Is bone broth good for bone health?
The advocates of bone broth are certain of its curative powers – and yoga bones up too
Bone broth: is it the next superfood?
Them bones, them bones . . .
We are accustomed to hair-raising statistics coming out of the Health Service Executive. But two lines in Prof John Carey’s article on osteoporosis in Health & Family last month (Osteoporosis is not a silent disease, August 16th, 2016) struck me as being shocking beyond belief.
“One in three men and one in five women will be dead within a year following a hip fracture, from complications related to their fracture or other illnesses. This outlook is worse than many cancers and other diseases today.”
You are an older person. You have a fall. You have a fracture. And inside a year your family are burying you. Our death rates following a fall and a fracture are “almost twice those of other countries where national policies and programmes have reduced these numbers in the past decade”, writes Carey.
In the absence of national policies and programmes, what can be done to save all that suffering and all those lives? While it sounds simplistic to say it, there may be two simple solutions that can help, yoga and bone broth.

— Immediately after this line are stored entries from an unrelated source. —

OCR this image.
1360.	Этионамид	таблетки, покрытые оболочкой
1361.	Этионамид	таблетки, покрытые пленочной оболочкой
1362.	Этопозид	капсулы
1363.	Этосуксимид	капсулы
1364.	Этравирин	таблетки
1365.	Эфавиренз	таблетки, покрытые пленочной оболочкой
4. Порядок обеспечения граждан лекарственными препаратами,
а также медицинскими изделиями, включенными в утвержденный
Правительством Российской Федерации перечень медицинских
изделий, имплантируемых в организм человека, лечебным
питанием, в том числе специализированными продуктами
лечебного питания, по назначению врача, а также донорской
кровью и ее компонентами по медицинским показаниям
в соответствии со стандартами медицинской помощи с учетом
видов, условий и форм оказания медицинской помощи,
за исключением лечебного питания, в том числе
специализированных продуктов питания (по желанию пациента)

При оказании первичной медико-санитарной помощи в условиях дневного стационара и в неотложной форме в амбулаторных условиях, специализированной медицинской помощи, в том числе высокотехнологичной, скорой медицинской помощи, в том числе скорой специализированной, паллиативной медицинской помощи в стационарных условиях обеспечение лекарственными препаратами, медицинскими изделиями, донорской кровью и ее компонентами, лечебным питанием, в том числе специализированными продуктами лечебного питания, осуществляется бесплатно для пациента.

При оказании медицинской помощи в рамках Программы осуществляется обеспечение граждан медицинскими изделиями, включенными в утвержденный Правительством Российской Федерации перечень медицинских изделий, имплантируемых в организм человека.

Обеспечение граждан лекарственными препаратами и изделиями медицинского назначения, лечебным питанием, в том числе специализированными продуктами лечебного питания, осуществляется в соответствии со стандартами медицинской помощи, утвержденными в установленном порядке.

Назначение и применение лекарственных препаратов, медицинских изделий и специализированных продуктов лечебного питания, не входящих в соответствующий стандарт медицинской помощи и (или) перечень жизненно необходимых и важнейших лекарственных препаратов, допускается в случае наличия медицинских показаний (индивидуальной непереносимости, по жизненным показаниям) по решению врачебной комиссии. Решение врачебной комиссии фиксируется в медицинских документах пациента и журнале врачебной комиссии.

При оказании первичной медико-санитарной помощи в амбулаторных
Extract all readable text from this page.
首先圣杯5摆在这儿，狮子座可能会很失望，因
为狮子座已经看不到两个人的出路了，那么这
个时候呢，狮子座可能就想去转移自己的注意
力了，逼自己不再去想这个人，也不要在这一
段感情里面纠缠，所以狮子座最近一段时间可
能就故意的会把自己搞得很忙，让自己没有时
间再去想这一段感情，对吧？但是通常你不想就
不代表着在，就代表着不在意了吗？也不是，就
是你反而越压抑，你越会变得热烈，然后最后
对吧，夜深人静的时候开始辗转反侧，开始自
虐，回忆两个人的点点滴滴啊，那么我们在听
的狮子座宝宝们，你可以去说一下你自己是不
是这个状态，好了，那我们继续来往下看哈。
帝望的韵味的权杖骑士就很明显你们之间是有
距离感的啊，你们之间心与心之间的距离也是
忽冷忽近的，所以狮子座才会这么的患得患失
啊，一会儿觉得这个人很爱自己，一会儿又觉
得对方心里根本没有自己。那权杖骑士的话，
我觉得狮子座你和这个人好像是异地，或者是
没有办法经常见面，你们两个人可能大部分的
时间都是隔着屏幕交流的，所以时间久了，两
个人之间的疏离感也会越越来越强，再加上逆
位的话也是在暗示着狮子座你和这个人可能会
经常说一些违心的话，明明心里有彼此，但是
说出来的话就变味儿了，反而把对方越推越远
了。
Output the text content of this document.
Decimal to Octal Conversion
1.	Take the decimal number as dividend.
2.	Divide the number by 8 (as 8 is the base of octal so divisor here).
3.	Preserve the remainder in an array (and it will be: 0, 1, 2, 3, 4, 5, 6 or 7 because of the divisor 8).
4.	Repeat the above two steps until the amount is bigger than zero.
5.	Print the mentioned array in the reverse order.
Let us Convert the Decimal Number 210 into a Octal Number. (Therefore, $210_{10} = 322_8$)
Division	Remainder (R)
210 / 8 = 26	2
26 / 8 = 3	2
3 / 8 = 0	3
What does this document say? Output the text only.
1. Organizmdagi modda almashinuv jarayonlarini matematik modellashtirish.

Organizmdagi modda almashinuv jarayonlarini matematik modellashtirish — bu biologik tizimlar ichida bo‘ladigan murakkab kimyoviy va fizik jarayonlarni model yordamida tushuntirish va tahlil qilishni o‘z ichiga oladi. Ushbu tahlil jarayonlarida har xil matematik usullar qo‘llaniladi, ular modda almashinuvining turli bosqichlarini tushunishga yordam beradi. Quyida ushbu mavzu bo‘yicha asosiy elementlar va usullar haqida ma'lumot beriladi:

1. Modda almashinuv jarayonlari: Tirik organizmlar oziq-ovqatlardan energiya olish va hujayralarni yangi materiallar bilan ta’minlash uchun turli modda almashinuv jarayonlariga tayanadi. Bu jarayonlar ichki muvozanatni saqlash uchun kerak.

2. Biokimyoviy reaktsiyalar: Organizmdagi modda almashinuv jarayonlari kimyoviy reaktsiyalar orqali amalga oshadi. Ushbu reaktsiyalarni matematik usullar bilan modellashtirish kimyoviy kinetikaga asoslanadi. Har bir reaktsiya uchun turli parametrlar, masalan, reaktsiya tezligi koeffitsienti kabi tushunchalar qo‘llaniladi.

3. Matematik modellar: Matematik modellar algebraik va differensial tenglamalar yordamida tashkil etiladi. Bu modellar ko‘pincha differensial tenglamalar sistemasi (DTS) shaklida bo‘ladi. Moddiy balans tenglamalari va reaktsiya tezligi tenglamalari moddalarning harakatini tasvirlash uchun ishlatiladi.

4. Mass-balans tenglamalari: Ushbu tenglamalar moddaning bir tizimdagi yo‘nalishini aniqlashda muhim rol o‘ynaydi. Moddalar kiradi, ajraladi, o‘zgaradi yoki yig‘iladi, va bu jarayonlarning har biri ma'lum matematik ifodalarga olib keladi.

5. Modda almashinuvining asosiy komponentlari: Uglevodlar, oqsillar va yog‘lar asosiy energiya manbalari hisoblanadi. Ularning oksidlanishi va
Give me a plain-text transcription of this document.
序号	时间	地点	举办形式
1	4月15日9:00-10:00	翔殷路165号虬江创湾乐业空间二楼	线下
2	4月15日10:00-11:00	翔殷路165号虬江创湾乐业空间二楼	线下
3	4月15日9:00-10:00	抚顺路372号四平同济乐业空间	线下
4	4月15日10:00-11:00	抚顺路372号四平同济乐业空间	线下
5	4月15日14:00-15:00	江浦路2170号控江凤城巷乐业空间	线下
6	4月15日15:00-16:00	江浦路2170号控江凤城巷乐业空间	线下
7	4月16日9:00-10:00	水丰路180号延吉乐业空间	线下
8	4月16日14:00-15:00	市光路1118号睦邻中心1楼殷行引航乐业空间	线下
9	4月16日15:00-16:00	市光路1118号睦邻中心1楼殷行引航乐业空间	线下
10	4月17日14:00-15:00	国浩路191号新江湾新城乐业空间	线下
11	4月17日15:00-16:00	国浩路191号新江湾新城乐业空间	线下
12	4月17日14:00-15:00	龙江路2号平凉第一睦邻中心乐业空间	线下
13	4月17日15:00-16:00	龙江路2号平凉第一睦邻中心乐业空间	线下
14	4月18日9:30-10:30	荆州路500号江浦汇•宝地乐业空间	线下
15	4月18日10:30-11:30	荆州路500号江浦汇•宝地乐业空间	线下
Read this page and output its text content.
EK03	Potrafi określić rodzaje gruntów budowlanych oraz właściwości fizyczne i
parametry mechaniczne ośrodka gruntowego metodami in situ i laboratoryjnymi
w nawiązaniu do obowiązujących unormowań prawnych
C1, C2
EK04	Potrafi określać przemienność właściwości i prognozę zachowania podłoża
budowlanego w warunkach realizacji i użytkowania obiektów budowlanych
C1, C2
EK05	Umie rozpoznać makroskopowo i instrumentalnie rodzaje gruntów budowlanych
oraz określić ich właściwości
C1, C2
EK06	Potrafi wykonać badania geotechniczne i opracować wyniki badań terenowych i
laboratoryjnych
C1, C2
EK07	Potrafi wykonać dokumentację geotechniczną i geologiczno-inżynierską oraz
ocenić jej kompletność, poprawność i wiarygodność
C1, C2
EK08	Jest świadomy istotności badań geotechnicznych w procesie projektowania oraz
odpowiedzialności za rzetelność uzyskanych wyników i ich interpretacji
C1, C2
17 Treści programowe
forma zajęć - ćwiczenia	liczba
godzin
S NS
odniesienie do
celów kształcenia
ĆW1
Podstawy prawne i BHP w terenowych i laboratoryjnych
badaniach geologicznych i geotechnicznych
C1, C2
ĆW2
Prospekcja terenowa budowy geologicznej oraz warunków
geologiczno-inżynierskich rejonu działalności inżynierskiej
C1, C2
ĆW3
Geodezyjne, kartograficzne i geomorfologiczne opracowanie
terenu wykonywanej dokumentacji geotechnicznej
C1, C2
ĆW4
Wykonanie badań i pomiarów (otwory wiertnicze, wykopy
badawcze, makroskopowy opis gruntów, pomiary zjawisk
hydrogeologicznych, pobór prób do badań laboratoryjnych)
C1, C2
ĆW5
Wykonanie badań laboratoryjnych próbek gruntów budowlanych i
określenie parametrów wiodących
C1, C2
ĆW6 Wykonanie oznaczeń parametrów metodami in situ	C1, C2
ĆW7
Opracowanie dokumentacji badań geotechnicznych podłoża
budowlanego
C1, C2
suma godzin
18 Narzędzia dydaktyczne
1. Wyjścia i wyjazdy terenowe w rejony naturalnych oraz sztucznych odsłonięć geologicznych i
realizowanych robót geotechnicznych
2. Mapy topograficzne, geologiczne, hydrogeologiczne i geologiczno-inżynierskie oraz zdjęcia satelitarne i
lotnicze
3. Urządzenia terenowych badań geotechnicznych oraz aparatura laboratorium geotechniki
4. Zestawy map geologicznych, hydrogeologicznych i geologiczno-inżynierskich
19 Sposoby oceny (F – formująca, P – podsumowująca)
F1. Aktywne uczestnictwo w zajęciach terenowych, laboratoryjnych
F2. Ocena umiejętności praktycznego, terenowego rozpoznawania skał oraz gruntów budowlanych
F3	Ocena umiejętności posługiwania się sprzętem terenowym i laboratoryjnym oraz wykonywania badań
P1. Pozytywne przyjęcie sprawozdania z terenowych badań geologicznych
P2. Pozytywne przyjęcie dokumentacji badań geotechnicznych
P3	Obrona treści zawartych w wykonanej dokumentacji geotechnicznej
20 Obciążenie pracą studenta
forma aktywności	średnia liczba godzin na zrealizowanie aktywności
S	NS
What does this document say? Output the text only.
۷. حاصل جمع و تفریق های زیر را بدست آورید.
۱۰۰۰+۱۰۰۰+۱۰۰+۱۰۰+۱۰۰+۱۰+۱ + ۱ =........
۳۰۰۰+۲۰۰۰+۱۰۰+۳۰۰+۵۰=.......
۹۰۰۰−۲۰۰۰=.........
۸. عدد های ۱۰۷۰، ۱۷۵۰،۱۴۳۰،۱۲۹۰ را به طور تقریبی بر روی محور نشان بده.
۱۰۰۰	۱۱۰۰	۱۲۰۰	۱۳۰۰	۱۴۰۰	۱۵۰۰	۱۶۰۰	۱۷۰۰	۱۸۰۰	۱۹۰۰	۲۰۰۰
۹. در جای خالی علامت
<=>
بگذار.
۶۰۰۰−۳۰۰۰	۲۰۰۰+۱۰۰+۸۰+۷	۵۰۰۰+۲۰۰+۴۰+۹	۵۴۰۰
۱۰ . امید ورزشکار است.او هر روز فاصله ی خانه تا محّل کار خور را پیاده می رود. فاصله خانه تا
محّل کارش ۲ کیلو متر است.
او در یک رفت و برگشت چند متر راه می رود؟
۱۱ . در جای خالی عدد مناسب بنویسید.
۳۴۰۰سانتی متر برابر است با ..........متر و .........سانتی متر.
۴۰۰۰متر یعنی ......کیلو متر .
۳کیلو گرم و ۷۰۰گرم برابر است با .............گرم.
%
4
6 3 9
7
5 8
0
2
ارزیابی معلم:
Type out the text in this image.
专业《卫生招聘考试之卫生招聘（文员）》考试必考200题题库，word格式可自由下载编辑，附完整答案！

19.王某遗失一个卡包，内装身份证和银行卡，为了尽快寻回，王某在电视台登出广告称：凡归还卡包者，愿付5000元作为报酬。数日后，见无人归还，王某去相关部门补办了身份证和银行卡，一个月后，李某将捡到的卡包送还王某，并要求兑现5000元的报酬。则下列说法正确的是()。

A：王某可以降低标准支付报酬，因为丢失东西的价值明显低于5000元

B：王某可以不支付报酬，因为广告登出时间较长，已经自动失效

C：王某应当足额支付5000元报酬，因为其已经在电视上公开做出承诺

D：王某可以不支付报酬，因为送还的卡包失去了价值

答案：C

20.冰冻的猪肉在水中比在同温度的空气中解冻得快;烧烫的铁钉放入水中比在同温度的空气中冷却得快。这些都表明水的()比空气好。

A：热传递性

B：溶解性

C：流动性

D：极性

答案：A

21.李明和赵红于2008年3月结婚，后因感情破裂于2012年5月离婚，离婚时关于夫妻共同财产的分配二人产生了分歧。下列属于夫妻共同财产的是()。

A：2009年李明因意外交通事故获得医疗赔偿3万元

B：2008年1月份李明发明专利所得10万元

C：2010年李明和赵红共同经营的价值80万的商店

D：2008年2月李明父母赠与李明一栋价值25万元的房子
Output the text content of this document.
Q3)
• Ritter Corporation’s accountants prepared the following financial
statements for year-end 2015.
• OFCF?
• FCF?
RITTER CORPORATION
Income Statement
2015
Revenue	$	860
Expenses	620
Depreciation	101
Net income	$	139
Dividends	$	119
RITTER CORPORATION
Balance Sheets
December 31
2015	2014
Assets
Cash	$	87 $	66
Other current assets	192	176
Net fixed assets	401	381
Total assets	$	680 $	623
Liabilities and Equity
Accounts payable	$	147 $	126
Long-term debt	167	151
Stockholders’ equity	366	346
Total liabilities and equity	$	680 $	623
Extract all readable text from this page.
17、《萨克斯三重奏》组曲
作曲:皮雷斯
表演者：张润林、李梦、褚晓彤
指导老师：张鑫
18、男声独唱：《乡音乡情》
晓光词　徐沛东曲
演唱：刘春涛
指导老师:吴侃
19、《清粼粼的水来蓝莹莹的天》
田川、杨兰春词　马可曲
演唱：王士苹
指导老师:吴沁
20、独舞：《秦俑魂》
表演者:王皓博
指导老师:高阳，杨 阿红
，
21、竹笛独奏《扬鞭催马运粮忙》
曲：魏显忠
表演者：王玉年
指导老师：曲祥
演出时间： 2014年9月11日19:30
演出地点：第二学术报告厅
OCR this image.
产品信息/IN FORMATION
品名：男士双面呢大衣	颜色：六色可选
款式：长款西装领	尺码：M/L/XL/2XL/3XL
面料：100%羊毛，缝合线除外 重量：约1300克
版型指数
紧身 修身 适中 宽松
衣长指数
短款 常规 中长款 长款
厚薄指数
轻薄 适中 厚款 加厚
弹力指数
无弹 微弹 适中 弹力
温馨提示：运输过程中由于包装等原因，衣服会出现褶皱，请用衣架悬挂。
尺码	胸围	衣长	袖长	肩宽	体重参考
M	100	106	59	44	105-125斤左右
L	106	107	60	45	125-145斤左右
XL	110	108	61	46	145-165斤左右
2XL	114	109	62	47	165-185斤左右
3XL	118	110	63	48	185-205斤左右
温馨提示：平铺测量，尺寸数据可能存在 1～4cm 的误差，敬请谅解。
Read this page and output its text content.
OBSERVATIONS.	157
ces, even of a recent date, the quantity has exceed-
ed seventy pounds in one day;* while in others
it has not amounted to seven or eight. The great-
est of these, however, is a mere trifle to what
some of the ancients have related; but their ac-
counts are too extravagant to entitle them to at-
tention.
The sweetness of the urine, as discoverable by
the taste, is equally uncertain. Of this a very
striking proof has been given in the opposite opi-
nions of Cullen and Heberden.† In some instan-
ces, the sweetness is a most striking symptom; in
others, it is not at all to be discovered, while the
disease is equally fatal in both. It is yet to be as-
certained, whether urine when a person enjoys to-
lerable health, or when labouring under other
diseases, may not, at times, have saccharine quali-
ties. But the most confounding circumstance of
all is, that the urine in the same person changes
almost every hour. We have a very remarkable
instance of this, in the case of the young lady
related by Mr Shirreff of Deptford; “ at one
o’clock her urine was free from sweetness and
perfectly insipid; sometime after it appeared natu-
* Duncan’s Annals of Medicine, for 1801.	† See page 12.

In 2009, Dr Loren Fishman of Columbia University, a specialist in rehabilitative medicine, published the results of a study which showed that people who practised yoga for 10 minutes a day, using a series of 10 different yoga poses, had better bone density in their hips and spine. Yoga, it seemed, was good at building bone.
This happens because yoga makes you work your muscles in unusual ways, and “By opposing one group of muscles against another, it stimulates osteocytes, the bone-making cells,” says Dr Fishman. His conclusion was that the “ancient methods” of yoga were applicable to both the prevention and cure of osteoporosis and osteopenia.
And, perhaps even more importantly, “By improving posture, balance, range of motion, strength and co-ordination, decreasing anxiety and improving gait, yoga opposes falls in ways no medicine can provide.”
The advocates of bone broth are as certain of its curative powers as yoga practitioners. “Rich in minerals and amino acids, bone broths can provide a much-needed source of these nutrients and are rich in gelatin, which helps to support both digestive and skin health,” writes Jennifer McGruther in The Nourished Kitchen.
The presence of gelatin provokes Sally Fallon Morrell into rapture in her book Nourishing Broth: “gelatin . . . provides the amino acids the body needs to make the ‘glue’ we call connective tissue. In the form of twisted cables, collagen strengthens the tendons that connect muscle to the bone and the ligaments that connect bones together . . . collagen is the secret to well-lubed and well-cushioned joints.”
You are probably rolling your eyes at the idea that bone broth is some sort of super-duper health food, and anything other than the latest fad for paleo diet hipsters. But the truth is that bone broth has been recognised as a staple of good health for centuries in numerous diverse cuisines around the world, and has been cooked and sipped to maintain and restore health.
The key to making great bone broth is using those bones that have the most connective tissue and marrow, so neck bones, knuckle bones and marrow bones, roasted then slowly cooked with water and vegetables for hours on end with a good dose of acid in the form of vinegar, will give you a broth that puts a pep in your step, and more suppleness in your Sun Salutations.
Here is Jennifer McGruther’s recipe for bone broth. I would add a good glug of white wine vinegar along with the water.
Beef Bone Broth
3lbs beef soup bones
2 bay leaves
4 sprigs thyme
3 tablespoons whole black peppercorns
2 large yellow onions, quartered
3 carrots, chopped
2 celeriac, peeled and chopped
4 cloves garlic, smashed
1 cup red wine
2 gallons water, plus more as needed
Preheat the oven to 425ºF.
Arrange the bones in a roasting pan in a single layer and roast for 45 minutes. Transfer the bones to a heavy stockpot. Toss in the bay leaves, thyme, peppercorns, onions, carrots, celeriac and garlic. Pour in the red wine and water.
Bring the liquid to a boil over high heat, then immediately lower the heat to medium-low, cover, and simmer for at least 12 and up to 18 hours, adding water as necessary to keep the bones submerged.
Strain the broth through a fine-mesh sieve, discard the solids, and pour the broth into jars. Cover the jars and place them in the fridge; you can remove the fat that hardens on the surface and use it for cooking. Use up the broth within a week, or freeze it for up to 6 months.